Билли поежился. Он терпеть не мог, когда Джули начинала говорить как испорченная девочка. И не ответил.

Джули почувствовала, что вновь начинает закипать. Почему это она должна заботиться об этом парне? Почему она находит его таким неотразимо привлекательным? Психоаналитик уж, наверное, нашел бы какой-нибудь ответ. Неужели все из-за того, что она потеряла своего ребенка? Билли в самом деле годится ей в сыновья. Может, оттого, что она не могла иметь детей, она заводила их таким вот образом. Так или иначе, молоденькие мальчики превратились у нее в привычку.

Внешне Билли походил на всех остальных – юная, крепкая плоть, пикантный соус из болезненного самолюбия юности, свободного, ничем не отягощенного ума, пылкого сердца – но было и кое-что еще. У Билли было предназначение, цель, у Билли была мечта, которая не ограничивалась престижным колледжем.

Разумеется, особенным его делало искусство. Конечно, над этим можно потешаться – искусство с большой буквы! – но игнорировать трудно, очень трудно. Искусство всегда было для Джули загадкой. И в нем, и в художниках она чего-то не понимала. Но ясно было, что они, эти вздорные люди, могут все перевернуть по-своему и заставить мир смеяться над ней и ее негодным вкусом. Похоже, там не было никаких правил. Искусство нельзя было судить по меркам того, что продается, – кинобизнеса, к примеру, и это вносило неразбериху – особенно в Южной Калифорнии, где нужно иметь внешние признаки преуспевания, чтобы решить, стоит с вами разговаривать или нет.

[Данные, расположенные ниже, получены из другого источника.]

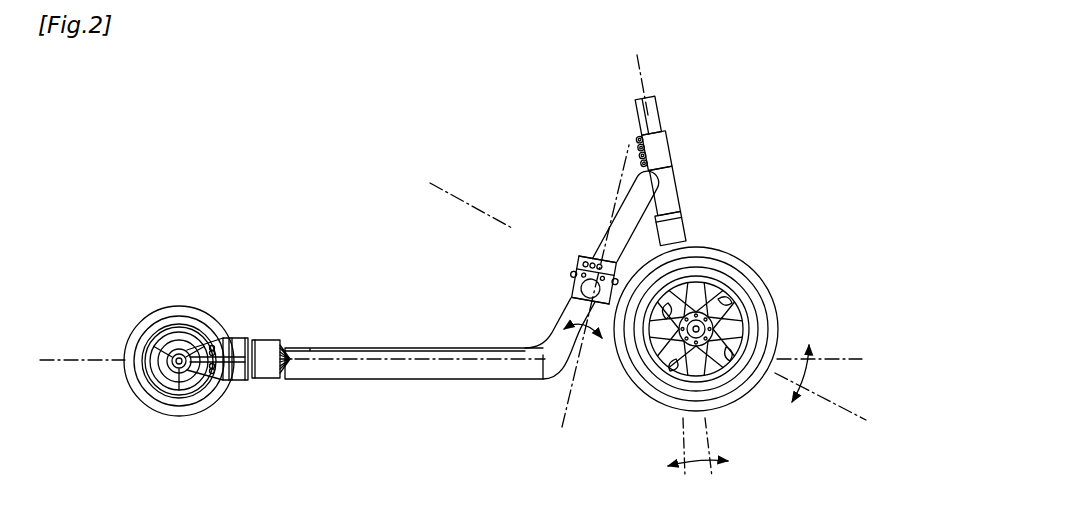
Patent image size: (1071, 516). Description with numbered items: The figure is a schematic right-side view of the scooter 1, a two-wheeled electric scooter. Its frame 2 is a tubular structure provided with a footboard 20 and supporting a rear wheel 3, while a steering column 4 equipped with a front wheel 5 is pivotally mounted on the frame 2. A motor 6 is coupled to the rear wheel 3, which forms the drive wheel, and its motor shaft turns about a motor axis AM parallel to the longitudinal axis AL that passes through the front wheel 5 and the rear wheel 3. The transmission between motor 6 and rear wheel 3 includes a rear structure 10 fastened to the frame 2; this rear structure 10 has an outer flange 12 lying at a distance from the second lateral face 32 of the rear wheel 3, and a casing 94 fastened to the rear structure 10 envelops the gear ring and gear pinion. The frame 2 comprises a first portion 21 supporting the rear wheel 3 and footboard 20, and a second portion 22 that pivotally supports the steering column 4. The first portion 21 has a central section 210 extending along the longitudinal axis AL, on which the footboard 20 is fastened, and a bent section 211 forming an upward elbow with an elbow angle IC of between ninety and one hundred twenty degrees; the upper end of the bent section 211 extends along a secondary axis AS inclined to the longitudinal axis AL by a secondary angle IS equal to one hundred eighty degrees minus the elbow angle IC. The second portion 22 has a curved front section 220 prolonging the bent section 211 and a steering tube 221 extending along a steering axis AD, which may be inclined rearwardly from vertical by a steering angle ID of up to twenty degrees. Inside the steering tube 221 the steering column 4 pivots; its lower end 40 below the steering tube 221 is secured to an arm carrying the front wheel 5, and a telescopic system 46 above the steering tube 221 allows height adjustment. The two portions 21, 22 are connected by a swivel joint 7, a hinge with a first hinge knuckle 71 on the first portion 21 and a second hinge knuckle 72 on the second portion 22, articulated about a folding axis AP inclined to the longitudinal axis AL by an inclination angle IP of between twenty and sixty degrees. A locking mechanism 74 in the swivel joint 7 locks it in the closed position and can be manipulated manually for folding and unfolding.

The scooter 1 is at (300, 145).
The frame 2 is at (446, 322).
The rear wheel 3 is at (152, 300).
The steering column 4 is at (667, 108).
The front wheel 5 is at (770, 273).
The motor 6 is at (267, 378).
The swivel joint 7 is at (576, 275).
The rear structure 10 is at (238, 384).
The outer flange 12 is at (221, 378).
The footboard 20 is at (418, 347).
The first portion 21 is at (455, 382).
The second portion 22 is at (626, 190).
The second lateral face 32 is at (160, 396).
The lower end 40 is at (670, 228).
The telescopic system 46 is at (654, 151).
The first hinge knuckle 71 is at (585, 289).
The second hinge knuckle 72 is at (586, 262).
The locking mechanism 74 is at (568, 306).
The casing 94 is at (155, 346).
The central section 210 is at (436, 370).
The bent section 211 is at (556, 370).
The front section 220 is at (608, 232).
The steering tube 221 is at (664, 190).
The steering axis AD is at (647, 62).
The longitudinal axis AL is at (855, 359).
The motor axis AM is at (375, 354).
The folding axis AP is at (857, 420).
The secondary axis AS is at (568, 428).
The elbow angle IC is at (528, 346).
The steering angle ID is at (698, 457).
The inclination angle IP is at (812, 373).
The secondary angle IS is at (595, 286).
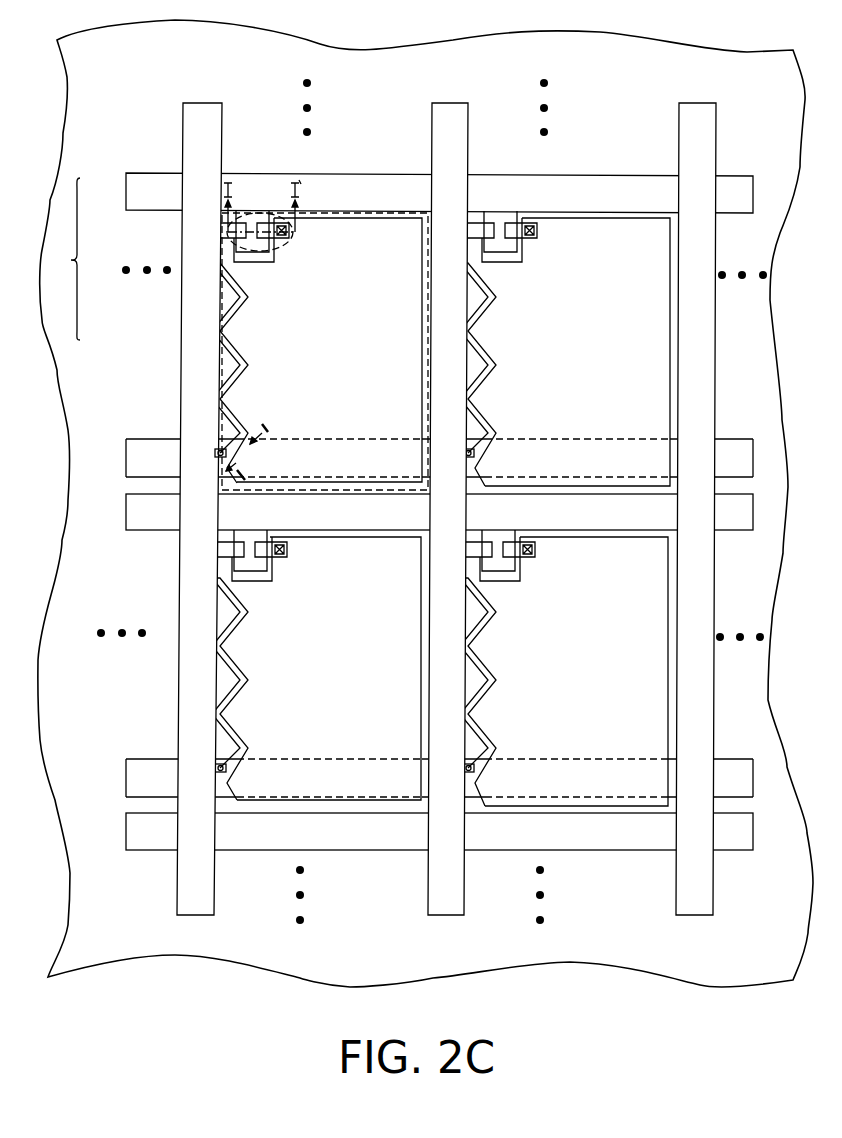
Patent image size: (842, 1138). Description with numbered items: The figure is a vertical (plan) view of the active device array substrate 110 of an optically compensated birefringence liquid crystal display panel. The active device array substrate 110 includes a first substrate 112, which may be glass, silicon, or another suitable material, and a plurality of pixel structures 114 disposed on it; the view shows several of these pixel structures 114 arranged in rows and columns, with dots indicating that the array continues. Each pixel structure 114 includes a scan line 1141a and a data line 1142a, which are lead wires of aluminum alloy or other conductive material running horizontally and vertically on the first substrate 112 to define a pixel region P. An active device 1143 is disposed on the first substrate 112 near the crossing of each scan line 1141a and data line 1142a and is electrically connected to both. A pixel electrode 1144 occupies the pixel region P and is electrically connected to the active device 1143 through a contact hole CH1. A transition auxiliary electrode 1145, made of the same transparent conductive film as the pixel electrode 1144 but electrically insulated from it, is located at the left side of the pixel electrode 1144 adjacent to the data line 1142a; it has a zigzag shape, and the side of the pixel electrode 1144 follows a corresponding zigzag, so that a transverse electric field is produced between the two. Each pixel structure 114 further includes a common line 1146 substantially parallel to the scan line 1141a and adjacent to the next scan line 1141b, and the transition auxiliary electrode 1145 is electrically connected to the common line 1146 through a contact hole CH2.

The active device array substrate 110 is at (785, 1036).
The first substrate 112 is at (723, 68).
The pixel structure 114 is at (64, 259).
The scan line 1141a is at (138, 197).
The next scan line 1141b is at (130, 515).
The data line 1142a is at (192, 230).
The active device 1143 is at (233, 247).
The pixel electrode 1144 is at (235, 325).
The transition auxiliary electrode 1145 is at (232, 293).
The common line 1146 is at (150, 442).
The contact hole CH1 is at (264, 230).
The contact hole CH2 is at (220, 455).
The pixel region P is at (340, 212).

В Англии художники всегда заставляли высший класс уважать себя. Они пребывали вне социальной структуры, в них видели нечто таинственное и странное, заслуживающее негодования и восхищения. Они были вне каст, раз и навсегда отказавшись играть в те игры, в которые играют все, – в игры классового общества. Было приятно, конечно, иметь старого Ван Дейка или Рейнолдса на стене, чтобы показать, что и в вашей семье водились деньги, или отдать пустую стену позднему Мальборо, чтобы показать, что и вы идете в ногу со временем. Но с энтузиазмом относиться к искусству и к художникам считалось наивным, и было свойственно разве что нуворишам, да к тому же изнеженным в стране, где в Итоне занимаются мужеложством и где остаток жизни проводят, изрыгая брань.

Джули почувствовала, что опять зашла в тупик. И вновь попыталась переменить тактику.

– Я подумала, что мы могли бы отправиться сегодня вечером к лорду и леди Хэнсон. Джеральдина звонила и передала тебе особое приглашение.

Билл сел. Все что угодно было предпочтительнее, чем Джули в игривом настроении. Изменение предмета беседы сигнализировало о начале любовной игры. Уж лучше отправиться к долговязому немногословному мультимиллионеру Хэнсону с его эффектной темноглазой женой.